Tesla's China-made EV sales volume falls 10.9%
BYD electric cars waiting to be loaded on a ship are stacked at Suzhou Port, in China’s eastern Jiangsu Province. (AFP via Getty Images)
BEIJING/SHANGHAI — U.S. automaker Tesla sold 74,073 China-made electric vehicles (EVs) in September, a 10.9% decrease from a year earlier, showed data from the China Passenger Car Association (CPCA) on Sunday.
Sales of China-made Model 3 and Model Y cars were down 12.0% from a month earlier.
Chinese rival BYD, with its Dynasty and Ocean series of EVs and petrol-electric hybrid models, saw passenger vehicle deliveries grow 42.8% to 286,903 last month, from 200,973 in September last year.
Tesla, along with its China challengers, is bracing for a revival in consumer sentiment, buoyed by deeper discounts and tax breaks for green vehicles amid signs of the economy stabilizing.

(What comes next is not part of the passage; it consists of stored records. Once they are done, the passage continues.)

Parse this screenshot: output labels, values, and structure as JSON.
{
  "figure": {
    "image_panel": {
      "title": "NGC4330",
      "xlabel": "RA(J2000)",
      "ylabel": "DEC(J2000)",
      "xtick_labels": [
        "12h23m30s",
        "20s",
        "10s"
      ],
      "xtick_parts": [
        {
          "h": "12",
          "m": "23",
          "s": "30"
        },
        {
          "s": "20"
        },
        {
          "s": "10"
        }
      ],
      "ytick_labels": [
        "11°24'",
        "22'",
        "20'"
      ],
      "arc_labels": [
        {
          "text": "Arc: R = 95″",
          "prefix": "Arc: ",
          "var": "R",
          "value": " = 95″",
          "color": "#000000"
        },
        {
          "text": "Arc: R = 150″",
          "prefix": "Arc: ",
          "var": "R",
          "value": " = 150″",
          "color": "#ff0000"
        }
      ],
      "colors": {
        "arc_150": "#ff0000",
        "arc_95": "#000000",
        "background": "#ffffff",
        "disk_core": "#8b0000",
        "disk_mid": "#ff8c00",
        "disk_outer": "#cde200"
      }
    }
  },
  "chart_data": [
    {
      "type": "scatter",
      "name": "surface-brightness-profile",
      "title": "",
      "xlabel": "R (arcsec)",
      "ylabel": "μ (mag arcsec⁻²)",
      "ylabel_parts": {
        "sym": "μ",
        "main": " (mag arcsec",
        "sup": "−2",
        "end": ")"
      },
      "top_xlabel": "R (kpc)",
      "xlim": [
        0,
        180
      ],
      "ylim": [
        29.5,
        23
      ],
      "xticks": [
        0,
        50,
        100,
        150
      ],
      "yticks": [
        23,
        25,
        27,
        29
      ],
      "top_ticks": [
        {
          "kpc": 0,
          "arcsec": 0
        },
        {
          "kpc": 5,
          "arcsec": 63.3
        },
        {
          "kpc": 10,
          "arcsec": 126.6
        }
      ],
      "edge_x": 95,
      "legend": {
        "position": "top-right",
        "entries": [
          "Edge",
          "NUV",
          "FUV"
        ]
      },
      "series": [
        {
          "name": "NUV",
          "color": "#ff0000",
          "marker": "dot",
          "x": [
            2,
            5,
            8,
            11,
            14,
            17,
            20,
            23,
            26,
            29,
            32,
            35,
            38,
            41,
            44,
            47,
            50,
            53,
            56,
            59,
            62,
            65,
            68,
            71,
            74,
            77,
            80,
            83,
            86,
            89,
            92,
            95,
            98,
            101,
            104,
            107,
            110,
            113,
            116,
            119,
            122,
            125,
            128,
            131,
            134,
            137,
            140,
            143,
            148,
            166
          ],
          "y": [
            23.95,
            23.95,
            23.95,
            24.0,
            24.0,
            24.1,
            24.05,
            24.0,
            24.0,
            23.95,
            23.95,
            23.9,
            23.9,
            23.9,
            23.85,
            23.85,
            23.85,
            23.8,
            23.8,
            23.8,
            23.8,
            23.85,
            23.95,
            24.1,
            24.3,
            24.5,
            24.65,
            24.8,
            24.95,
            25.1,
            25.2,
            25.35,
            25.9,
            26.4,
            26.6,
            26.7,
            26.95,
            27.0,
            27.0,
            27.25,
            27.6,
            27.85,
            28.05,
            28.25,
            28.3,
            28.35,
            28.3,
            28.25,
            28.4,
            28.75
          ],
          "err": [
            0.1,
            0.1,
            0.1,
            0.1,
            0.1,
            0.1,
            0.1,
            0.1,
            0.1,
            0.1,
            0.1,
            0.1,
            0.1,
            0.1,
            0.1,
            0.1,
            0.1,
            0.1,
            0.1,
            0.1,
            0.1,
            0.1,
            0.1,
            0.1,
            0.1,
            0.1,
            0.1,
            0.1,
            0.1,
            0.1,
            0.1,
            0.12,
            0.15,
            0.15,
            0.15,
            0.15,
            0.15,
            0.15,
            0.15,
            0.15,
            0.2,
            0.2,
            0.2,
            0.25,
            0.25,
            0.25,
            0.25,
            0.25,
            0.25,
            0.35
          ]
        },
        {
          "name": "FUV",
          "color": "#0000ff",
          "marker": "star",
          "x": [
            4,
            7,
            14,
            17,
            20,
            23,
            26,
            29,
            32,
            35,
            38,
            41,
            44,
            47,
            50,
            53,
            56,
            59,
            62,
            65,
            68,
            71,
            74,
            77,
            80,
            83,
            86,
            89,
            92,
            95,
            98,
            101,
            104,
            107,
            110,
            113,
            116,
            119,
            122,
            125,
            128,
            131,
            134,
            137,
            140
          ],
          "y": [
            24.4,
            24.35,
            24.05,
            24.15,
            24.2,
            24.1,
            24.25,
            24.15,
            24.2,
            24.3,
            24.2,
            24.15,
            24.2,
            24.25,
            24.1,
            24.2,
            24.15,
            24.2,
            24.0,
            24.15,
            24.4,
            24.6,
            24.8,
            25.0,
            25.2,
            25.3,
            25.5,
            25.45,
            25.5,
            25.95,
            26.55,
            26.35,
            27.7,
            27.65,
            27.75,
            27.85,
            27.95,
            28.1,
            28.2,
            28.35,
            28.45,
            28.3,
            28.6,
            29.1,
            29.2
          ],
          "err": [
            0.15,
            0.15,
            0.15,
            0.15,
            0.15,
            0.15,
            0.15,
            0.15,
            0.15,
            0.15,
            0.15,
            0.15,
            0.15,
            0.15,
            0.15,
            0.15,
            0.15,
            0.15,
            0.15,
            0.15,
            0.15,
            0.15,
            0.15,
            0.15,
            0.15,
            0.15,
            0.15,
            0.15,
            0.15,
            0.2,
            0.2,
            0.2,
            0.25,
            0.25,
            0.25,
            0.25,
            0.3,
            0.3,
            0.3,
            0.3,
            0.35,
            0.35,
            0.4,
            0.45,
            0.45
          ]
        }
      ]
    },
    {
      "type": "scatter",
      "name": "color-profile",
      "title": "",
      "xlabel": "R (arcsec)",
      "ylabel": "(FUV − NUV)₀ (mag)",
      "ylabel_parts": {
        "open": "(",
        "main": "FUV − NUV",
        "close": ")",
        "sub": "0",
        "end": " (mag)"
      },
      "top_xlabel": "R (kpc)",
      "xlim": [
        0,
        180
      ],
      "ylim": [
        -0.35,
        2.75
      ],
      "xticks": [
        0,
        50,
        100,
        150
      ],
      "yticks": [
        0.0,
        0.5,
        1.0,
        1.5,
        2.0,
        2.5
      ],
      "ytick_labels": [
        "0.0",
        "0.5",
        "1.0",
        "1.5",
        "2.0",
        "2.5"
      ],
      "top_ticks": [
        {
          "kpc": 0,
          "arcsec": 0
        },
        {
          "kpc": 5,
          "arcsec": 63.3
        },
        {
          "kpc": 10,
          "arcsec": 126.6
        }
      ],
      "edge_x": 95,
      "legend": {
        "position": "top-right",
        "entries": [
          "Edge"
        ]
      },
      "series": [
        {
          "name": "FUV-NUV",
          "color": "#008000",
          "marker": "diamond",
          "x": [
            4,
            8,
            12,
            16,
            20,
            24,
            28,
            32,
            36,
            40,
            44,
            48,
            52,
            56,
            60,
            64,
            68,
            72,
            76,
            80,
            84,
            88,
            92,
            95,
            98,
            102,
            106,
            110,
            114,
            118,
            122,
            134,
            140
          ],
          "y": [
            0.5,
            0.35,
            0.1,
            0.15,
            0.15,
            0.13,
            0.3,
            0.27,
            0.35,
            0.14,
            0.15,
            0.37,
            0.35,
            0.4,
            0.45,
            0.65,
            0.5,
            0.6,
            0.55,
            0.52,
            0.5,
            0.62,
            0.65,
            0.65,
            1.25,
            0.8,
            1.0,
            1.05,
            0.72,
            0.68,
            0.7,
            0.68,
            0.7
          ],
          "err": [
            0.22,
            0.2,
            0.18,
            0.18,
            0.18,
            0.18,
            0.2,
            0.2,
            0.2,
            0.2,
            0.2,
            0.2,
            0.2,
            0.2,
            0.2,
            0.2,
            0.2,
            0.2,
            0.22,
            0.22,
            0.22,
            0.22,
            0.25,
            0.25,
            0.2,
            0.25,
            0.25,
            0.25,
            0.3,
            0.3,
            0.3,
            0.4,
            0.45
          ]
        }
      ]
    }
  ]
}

The company missed market estimates for third-quarter global deliveries on Oct. 2 as planned upgrades at its factories to roll out a newer version of the Model 3 mass-market sedan forced production halts.
The U.S. automaker, which ships more China-made cars for exports at the beginning of each quarter while focusing on domestic deliveries at the end, almost doubled its China EV share from July to August.
It unveiled in September a restyled Model 3 with a starting price of 259,900 yuan in China, 12% higher than the previous, and would start delivering in the fourth quarter.
Its Chinese rival Xpeng also launched a revamped G9 SUV to sell from 263,900 yuan, 15% lower than the previous.
Tesla, the largest exporter of China-made EVs, is also facing a probe by the European Commission into subsidies for battery-powered cars from China, along with Renault and other Chinese automakers.
Tesla’s deliveries of China-made vehicles hit a record 247,217 in the second quarter.